We recommend that you look thoroughly at the course and University information contained on these webpages and consider coming to visit us on an Open Day, rather than relying solely on statistical comparison.
You may find the following notes helpful when considering information presented by the KIS.
- The KIS relies on superficially similar courses being coded in the same way. Whilst this works on one level, it leads to some anomalies. For example, Music courses and Music Technology courses can have exactly the same code despite being very different programmes with quite distinct educational and career outcomes.

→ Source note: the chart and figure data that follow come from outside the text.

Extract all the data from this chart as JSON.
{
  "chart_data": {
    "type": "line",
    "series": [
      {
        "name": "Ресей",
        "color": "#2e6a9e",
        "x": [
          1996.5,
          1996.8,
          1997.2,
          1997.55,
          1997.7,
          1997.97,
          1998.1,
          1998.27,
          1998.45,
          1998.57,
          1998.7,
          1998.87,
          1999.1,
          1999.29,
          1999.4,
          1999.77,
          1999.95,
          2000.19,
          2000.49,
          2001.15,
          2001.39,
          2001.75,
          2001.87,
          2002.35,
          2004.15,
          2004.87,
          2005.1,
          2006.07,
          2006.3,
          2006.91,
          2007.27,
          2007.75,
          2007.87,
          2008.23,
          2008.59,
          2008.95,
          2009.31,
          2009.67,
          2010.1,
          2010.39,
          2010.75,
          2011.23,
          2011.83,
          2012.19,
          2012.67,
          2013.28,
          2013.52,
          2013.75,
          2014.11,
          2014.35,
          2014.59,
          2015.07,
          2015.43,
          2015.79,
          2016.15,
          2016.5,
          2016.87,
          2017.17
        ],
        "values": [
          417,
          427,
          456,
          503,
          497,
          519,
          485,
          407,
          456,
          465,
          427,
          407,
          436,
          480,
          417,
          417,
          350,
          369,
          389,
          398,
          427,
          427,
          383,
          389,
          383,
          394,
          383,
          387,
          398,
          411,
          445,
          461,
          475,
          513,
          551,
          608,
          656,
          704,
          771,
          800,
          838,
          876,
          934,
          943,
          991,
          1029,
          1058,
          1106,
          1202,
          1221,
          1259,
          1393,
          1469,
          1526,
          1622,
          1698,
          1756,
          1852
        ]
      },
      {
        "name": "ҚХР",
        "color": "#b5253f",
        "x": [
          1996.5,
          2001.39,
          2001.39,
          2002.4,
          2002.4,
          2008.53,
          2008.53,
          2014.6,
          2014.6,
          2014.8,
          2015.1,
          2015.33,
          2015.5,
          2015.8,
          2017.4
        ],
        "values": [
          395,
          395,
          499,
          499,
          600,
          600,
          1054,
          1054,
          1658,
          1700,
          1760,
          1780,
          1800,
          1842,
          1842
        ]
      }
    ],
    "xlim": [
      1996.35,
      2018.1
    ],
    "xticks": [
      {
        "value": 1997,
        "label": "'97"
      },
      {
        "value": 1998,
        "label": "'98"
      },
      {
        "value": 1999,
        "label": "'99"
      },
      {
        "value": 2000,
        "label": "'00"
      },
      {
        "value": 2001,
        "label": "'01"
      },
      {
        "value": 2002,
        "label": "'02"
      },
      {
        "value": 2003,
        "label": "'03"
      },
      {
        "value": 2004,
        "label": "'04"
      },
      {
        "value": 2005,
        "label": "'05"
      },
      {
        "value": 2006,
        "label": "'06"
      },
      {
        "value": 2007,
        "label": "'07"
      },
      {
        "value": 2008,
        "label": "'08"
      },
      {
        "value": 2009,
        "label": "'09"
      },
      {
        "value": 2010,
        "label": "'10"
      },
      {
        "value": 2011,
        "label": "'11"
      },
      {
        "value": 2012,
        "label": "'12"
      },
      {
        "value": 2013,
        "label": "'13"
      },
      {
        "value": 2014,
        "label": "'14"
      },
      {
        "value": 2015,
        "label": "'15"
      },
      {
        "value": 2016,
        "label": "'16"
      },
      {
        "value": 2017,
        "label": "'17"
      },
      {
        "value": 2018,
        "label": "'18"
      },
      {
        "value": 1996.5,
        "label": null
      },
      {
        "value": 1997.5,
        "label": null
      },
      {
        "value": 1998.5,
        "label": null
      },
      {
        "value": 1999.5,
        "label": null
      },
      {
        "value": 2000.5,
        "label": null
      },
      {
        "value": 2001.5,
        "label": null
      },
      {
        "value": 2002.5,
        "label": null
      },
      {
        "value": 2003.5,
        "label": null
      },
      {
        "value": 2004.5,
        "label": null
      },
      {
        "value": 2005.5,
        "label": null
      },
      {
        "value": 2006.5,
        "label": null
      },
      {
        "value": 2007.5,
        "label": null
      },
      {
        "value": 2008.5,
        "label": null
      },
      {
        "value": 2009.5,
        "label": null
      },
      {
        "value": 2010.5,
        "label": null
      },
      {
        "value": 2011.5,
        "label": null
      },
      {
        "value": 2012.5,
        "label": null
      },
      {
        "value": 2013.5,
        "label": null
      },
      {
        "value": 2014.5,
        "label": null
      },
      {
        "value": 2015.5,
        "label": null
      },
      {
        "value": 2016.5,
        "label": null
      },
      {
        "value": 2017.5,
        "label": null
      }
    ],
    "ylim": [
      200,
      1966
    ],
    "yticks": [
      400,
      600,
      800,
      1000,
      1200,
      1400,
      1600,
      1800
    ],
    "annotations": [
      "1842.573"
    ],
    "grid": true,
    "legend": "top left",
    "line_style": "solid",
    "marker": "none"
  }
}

Any course which combines several disciplines (as many courses at Cambridge do) tends to be compared nationally with courses in just one of those disciplines, and in such cases a KIS comparison may not be an accurate or fair reflection of the reality of either. For example, you may find that when considering a degree which embraces a range of disciplines such as biology, physics, chemistry and geology (for instance, Natural Sciences at Cambridge), the comparison provided is with courses at other institutions that primarily focus on just one (or a smaller combination) of those subjects.
- Whilst the KIS makes reference to some broad types of financial support offered by institutions, it cannot compare packages offered by different institutions. Different students have different circumstances and requirements, and you should weigh up what matters to you most: level of fee; fee waivers; means-tested support such as bursaries; non-means-tested support such as academic scholarships and study grants; and living costs such as accommodation, travel.
- The KIS provides a typical cost of private (ie non-university) accommodation. This is very difficult to estimate as prices and properties vary. University accommodation can be substantially cheaper, and if you are likely to live in College for much or all of the duration of your course (as is the case at Cambridge), then the cost of private accommodation will be of less or no relevance for you. The KIS also provides the typical annual cost of university accommodation and the number of beds available. Note that since most universities offer a range of residential accommodation, you should check with institutions about the likelihood of securing a room at a price that suits your budget. Knowing the number of beds available is not necessarily useful: it may be much more important to find out if all students are guaranteed accommodation.
- Time in lectures, seminars and similar can vary enormously by institution depending on the structure of the course, and the quality of such contact time should be the primary consideration.
- Whilst starting salaries can be a useful measure, they do not give any sense of career trajectory or take account of the voluntary/low paid work that many graduates undertake initially in order to gain valuable experience necessary/advantageous for later career progression.
The above list is not exhaustive and there may be other important factors that are relevant to the choices that you are making, but we hope that this will be a useful starting point to help you delve deeper than the face value of the KIS data.